The correct selection of the grinding wheel is very important to obtain good results (that is, to obtain a better finish and a longer grinding wheel life). There is a wide range of grinding wheels to choose from, and the differences between different types of abrasives can sometimes be confusing.
The grinding wheel is an abrasive cutting tool. The abrasive particles distributed on the surface of the grinding wheel form thousands of cutting points, which can cut off tiny material fragments. These particles are held together by bonding (in most cases a mixture of selected clays) and separated by pores.
When using a grinding wheel, the abrasive grains cut into the material being ground, thereby removing unwanted surface material in small fragments. When choosing a grinding wheel, the three most important characteristics to consider are the type of abrasive, the size of abrasive grains (or coarse grains), and the type of bonding.
There are four main types of abrasive grains. Each type has unique properties in terms of hardness, strength, fracture toughness and impact resistance. The choice of abrasive is inevitably related to the material of the workpiece.
Alumina is the most commonly used abrasive in grinding wheels. It is usually recommended for grinding materials such as stainless steel and tool steel, but it can also be used for certain high-strength aluminum and bronze alloys.
It is harder than standard alumina and has very sharp abrasive particles.

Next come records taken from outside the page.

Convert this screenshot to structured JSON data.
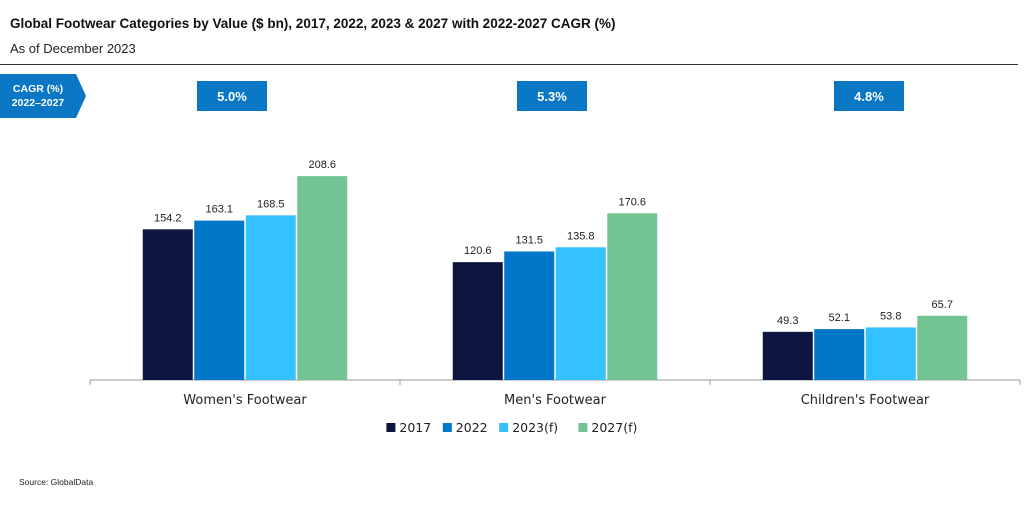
{
  "header": {
    "title": "Global Footwear Categories by Value ($ bn), 2017, 2022, 2023 & 2027 with 2022-2027 CAGR (%)",
    "subtitle": "As of December 2023"
  },
  "cagr_tag": {
    "line1": "CAGR (%)",
    "line2": "2022–2027"
  },
  "cagr_values": [
    "5.0%",
    "5.3%",
    "4.8%"
  ],
  "source": "Source: GlobalData",
  "colors": {
    "s2017": "#0c1640",
    "s2022": "#0077c8",
    "s2023": "#33c1ff",
    "s2027": "#73c493",
    "cagr": "#0a77c4"
  },
  "chart_data": {
    "type": "bar",
    "title": "Global Footwear Categories by Value ($ bn), 2017, 2022, 2023 & 2027 with 2022-2027 CAGR (%)",
    "categories": [
      "Women's Footwear",
      "Men's Footwear",
      "Children's Footwear"
    ],
    "series": [
      {
        "name": "2017",
        "values": [
          154.2,
          120.6,
          49.3
        ]
      },
      {
        "name": "2022",
        "values": [
          163.1,
          131.5,
          52.1
        ]
      },
      {
        "name": "2023(f)",
        "values": [
          168.5,
          135.8,
          53.8
        ]
      },
      {
        "name": "2027(f)",
        "values": [
          208.6,
          170.6,
          65.7
        ]
      }
    ],
    "ylim": [
      0,
      220
    ],
    "grid": false,
    "legend": "bottom-center"
  }
}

It is usually used to grind gray iron, cold iron, brass, soft bronze and aluminum, as well as stone, rubber and other non-ferrous metals.
Suitable for rough grinding applications requiring high cutting volume. This grain is related to high-tech resin bonds.

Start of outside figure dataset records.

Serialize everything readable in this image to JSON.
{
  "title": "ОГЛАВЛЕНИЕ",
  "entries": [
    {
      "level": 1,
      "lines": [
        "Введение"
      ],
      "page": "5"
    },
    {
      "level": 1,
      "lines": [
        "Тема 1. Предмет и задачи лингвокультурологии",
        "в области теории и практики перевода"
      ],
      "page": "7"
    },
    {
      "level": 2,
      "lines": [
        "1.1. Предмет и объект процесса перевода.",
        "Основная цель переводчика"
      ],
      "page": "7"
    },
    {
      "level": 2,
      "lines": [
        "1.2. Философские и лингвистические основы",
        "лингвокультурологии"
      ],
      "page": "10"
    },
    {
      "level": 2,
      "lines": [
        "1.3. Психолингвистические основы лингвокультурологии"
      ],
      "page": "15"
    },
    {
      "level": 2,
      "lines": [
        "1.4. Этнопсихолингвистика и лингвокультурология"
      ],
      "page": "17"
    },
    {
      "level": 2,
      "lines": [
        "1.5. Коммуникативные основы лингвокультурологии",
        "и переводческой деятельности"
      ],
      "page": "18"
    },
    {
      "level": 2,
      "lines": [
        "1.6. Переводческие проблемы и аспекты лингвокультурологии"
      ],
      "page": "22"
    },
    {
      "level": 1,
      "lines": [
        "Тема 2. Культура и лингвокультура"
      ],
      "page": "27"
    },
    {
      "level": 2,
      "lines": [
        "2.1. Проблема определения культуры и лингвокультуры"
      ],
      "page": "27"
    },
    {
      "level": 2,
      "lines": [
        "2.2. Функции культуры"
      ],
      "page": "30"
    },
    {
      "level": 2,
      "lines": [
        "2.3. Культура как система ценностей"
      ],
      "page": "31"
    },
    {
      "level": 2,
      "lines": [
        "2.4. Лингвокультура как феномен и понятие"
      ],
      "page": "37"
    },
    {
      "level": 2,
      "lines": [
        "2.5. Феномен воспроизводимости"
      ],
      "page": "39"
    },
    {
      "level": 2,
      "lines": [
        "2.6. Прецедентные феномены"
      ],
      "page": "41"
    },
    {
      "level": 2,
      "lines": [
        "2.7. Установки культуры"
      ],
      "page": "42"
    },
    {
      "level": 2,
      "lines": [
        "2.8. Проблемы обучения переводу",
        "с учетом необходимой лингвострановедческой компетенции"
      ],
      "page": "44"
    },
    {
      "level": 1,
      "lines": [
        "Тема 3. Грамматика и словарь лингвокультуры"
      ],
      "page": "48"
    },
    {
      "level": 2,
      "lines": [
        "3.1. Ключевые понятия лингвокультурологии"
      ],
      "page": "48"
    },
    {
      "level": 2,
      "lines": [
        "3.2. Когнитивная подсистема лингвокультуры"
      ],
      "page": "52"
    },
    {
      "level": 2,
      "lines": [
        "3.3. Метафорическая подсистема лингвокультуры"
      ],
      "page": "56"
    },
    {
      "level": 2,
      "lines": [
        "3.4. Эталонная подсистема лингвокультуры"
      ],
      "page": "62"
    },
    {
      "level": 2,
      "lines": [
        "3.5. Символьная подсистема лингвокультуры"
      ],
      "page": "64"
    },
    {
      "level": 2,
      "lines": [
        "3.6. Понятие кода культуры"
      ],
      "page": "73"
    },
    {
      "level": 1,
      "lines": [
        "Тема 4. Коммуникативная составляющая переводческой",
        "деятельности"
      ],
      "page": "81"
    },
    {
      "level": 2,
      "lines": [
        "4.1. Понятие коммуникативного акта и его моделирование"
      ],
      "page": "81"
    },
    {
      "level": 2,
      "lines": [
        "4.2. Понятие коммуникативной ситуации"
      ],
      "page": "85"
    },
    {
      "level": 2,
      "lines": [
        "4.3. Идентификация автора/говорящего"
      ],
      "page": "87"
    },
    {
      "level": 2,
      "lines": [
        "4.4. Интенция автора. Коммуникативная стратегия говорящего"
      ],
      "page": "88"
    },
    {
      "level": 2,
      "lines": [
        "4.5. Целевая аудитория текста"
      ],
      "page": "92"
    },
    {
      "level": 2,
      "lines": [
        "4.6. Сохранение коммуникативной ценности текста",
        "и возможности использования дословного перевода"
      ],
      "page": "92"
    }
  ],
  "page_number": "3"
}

Often referred to as “ceramic”, this is the most modern type of abrasive. The ceramic particles have a unique microcrystalline structure and can be self-sharpened. This abrasive is extremely hard. It is mainly used for precision grinding of the most demanding steels s.
As mentioned above, the sand particles are related to the size of the abrasive particles distributed on the grinding wheel. The larger the particle size, the finer the abrasive. The basic description of abrasive types ranges from coarse to medium to fine.
Grinding wheels with low grit are often used for applications where material finish is not important, and the focus is on material removal. On the other hand, when completion is the basic aspect of the project, it is better to use a fine grinding wheel.
Choose the type of grinding wheel according to the material you want to grind
The type of material will affect the surface wheel, particle size and abrasive grade you choose. Alumina type abrasives are most suitable for grinding high-strength materials such as steel and ferritic cast iron. In harder steels and applications with larger contact arcs, the more brittle alumina type is preferred. The most effective way for low tensile strength materials and non-metallic materials is to grind or cut with abrasive silicon carbide. The hardness of the material determines the traction available to the abrasive. Therefore, it is necessary to use fine-grained grinding wheels to grind hard materials, and it is best to use medium- and coarse-grained grinding wheels to grind soft materials. For the most effective operation, the grade must be adjusted to suit the hardness of the material.
Sand grains are related to the size of abrasive grains distributed on the grinding wheel. The larger the particle size, the finer the abrasive. The basic description of abrasive types ranges from coarse to medium to fine. This is a basic table with different granularities.
For fine grains, finishing is good, while for fine grains, finishing of end faces is poor. Generally, rough surface grinding wheels are used to quickly remove material. When surface treatment is important, use fine grinding wheels. Coarse wheels can be used for soft materials, but hard and brittle materials should usually be fine gravel. Grinding wheels with low grit are usually used in applications where material finish is not important, and the focus is on material removal.
Bonding is a material that binds abrasive particles together, so it can be cut effectively. The binder must wear out as the abrasive particles wear and be discharged to expose the new sharp particles. The reason for this effect is that the sand grains become dull and the grinding pressure increases. For hard-bonded grains, the service life of the grinding wheel is longer. But the definition of the final product is lower, and vice versa. The four main types of bonding are vitrification, shellac, resin and rubber. Most grinding wheels are made with a glass bond, which includes a carefully selected clay mixture. These types of wheels are strong, porous and unaffected by water, acid, oil or temperature changes.
An important aspect to consider when bonding is its strength or grade. For soft materials, small or narrow contact areas or long wheel life, it is recommended to use strong bonding or hard grades. For hard materials (such as hard tool steels or carbides), large-area contact or rapid removal of blanks, weaker bonds or soft grades are preferred.